The History of Russian Involvement in America's Race Wars

From propaganda posters to Facebook ads, 80-plus years of Russian meddling.

A man shows the headline of the 'Pravda' in front of the entrance of the building of the Soviet newspaper.
A man shows the headline of the 'Pravda' in front of the entrance of the building of the Soviet newspaper in Moscow on August 28, 1991. (Gerard Fouet / Getty)

According to a spate of recent reports, accounts tied to the St. Petersburg-based Internet Research Agency—a Russian “troll factory”— used social media and Google during the 2016 electoral campaign to deepen political and racial tensions in the United States. The trolls, according to an interview with the Russian TV network TV Rain, were directed to focus their tweets and comments on socially divisive issues, like guns. But another consistent theme has been Russian trolls focusing on issues of race. Some of the Russian ads placed on Facebook apparently targeted Ferguson and Baltimore, which were rocked by protests after police killings of unarmed black men; another showed a black woman firing a rifle. Other ads played on fears of illegal immigrants and Muslims, and groups like Black Lives Matter.

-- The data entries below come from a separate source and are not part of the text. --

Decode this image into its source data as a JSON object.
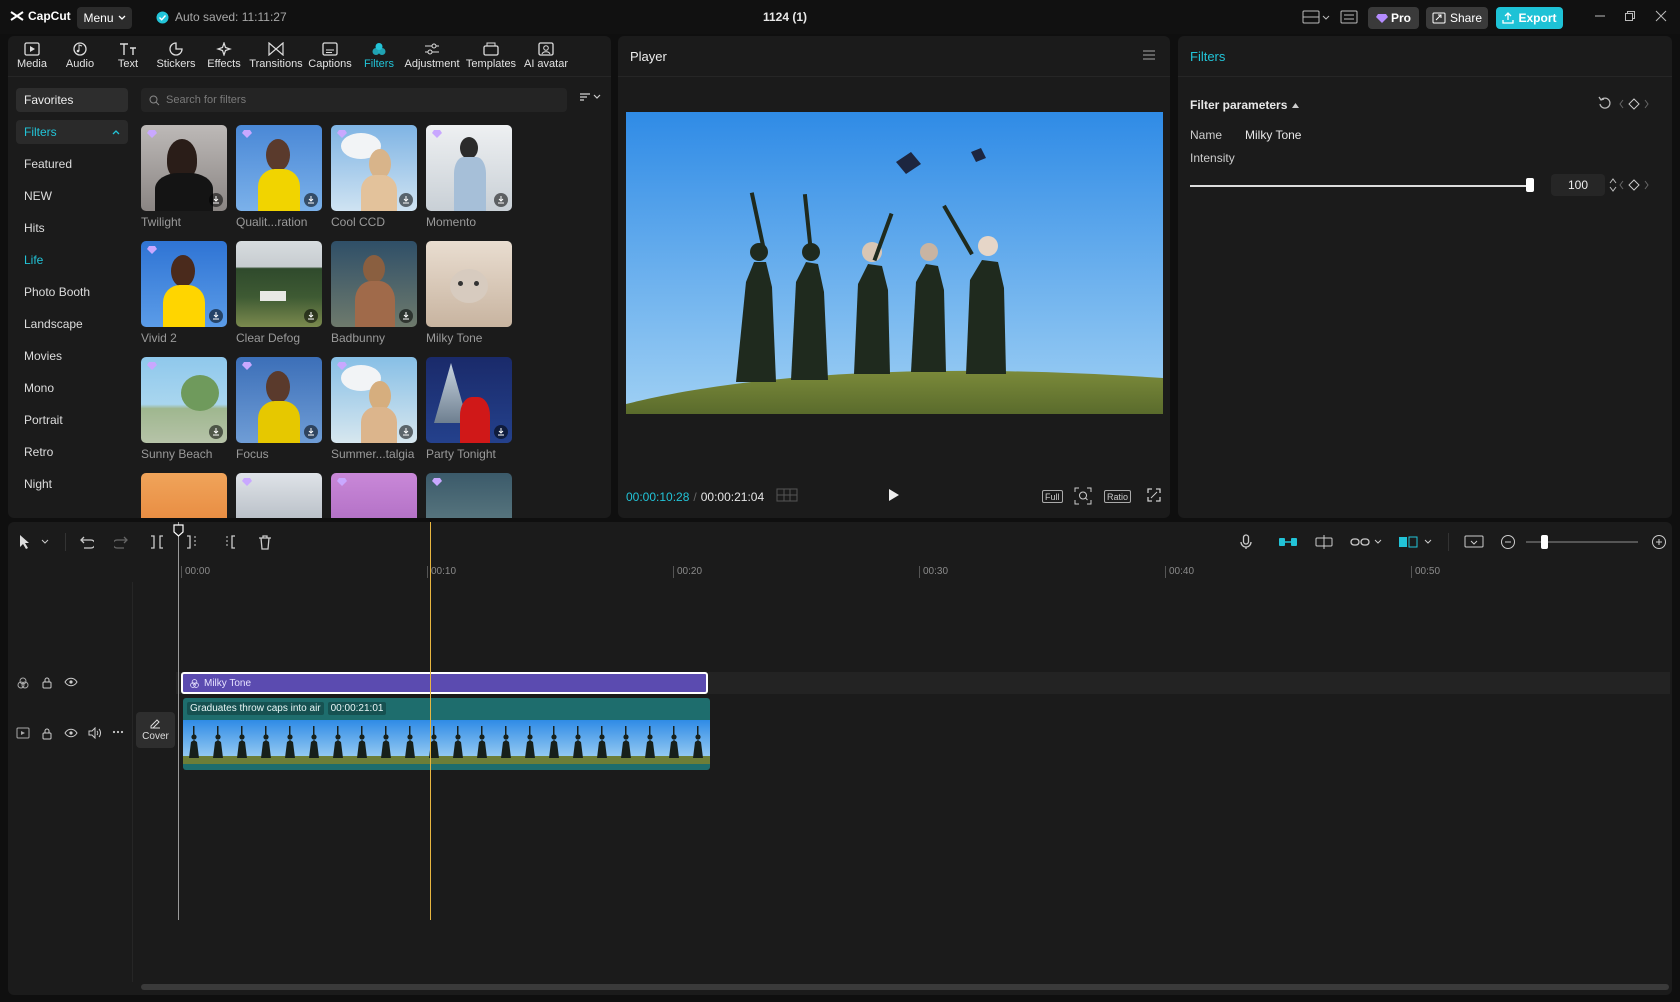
{
  "app": {
    "logo": "CapCut",
    "menu_label": "Menu",
    "autosave": "Auto saved: 11:11:27",
    "project_title": "1124 (1)",
    "pro_label": "Pro",
    "share_label": "Share",
    "export_label": "Export"
  },
  "toolbar": {
    "tabs": [
      "Media",
      "Audio",
      "Text",
      "Stickers",
      "Effects",
      "Transitions",
      "Captions",
      "Filters",
      "Adjustment",
      "Templates",
      "AI avatar"
    ],
    "active": "Filters"
  },
  "categories": [
    "Favorites",
    "Filters",
    "Featured",
    "NEW",
    "Hits",
    "Life",
    "Photo Booth",
    "Landscape",
    "Movies",
    "Mono",
    "Portrait",
    "Retro",
    "Night"
  ],
  "search": {
    "placeholder": "Search for filters"
  },
  "filters": [
    {
      "name": "Twilight"
    },
    {
      "name": "Qualit...ration"
    },
    {
      "name": "Cool CCD"
    },
    {
      "name": "Momento"
    },
    {
      "name": "Vivid 2"
    },
    {
      "name": "Clear Defog"
    },
    {
      "name": "Badbunny"
    },
    {
      "name": "Milky Tone"
    },
    {
      "name": "Sunny Beach"
    },
    {
      "name": "Focus"
    },
    {
      "name": "Summer...talgia"
    },
    {
      "name": "Party Tonight"
    }
  ],
  "player": {
    "title": "Player",
    "current_time": "00:00:10:28",
    "total_time": "00:00:21:04",
    "full_label": "Full",
    "ratio_label": "Ratio"
  },
  "inspector": {
    "title": "Filters",
    "section": "Filter parameters",
    "name_label": "Name",
    "name_value": "Milky Tone",
    "intensity_label": "Intensity",
    "intensity_value": "100",
    "intensity_fraction": 1.0
  },
  "timeline": {
    "ruler": [
      "00:00",
      "00:10",
      "00:20",
      "00:30",
      "00:40",
      "00:50"
    ],
    "filter_clip": "Milky Tone",
    "video_clip_title": "Graduates throw caps into air",
    "video_clip_duration": "00:00:21:01",
    "cover_label": "Cover"
  },
  "colors": {
    "accent": "#22c4d8",
    "filter_clip": "#5b4bb0",
    "video_clip": "#1e6d6d",
    "playhead": "#e8b640"
  }
}
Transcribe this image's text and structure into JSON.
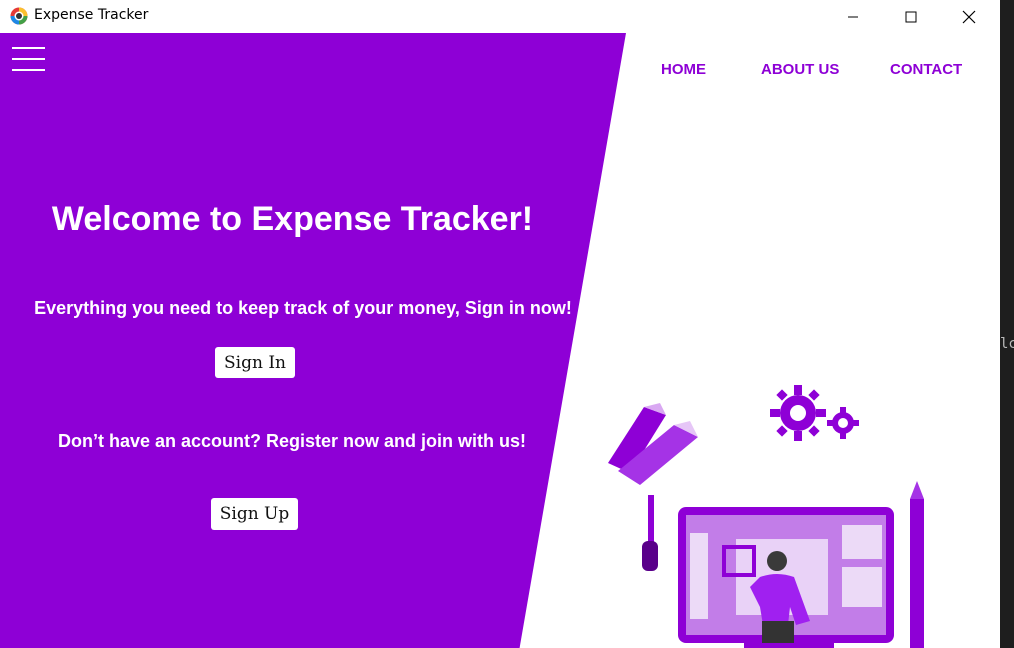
{
  "window": {
    "title": "Expense Tracker",
    "controls": [
      "minimize",
      "maximize",
      "close"
    ]
  },
  "nav": {
    "menu_icon": "hamburger-icon",
    "items": [
      {
        "label": "HOME"
      },
      {
        "label": "ABOUT US"
      },
      {
        "label": "CONTACT"
      }
    ]
  },
  "hero": {
    "heading": "Welcome to Expense Tracker!",
    "tagline": "Everything you need to keep track of your money, Sign in now!",
    "signin_label": "Sign In",
    "register_text": "Don’t have an account? Register now and join with us!",
    "signup_label": "Sign Up"
  },
  "illustration": {
    "subject": "person-at-monitor-illustration"
  },
  "background_edge_text": "lc",
  "colors": {
    "primary": "#8e00d6",
    "white": "#ffffff",
    "accent_light": "#d9a8f2"
  }
}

Except for the technology used, however, these tactics are not exactly new. They are natural outgrowths of a central component of covert influence campaigns, like the one Russia launched against the United States during the 2016 election: make discord louder; divide and conquer. “Covert influence campaigns don’t create divisions on the ground, they amplify divisions on the ground,” says Michael Hayden, who ran the NSA under Presidents Bill Clinton and George W. Bush and then became CIA director. During the Cold War, the Kremlin similarly sought to plant fake news and foment discontent, but was limited by the low-tech methods available at the time. “Before, the Soviets would plant information in Indian papers and hope it would get picked up by our papers,” says John Sipher, who ran the CIA’s Russia desk during George W. Bush’s first term. The Soviets planted misinformation about the AIDS epidemic as a Pentagon creation, according to Sipher, as well as the very concept of a nuclear winter. “Now, because of the technology, you can jump right in,” Sipher says.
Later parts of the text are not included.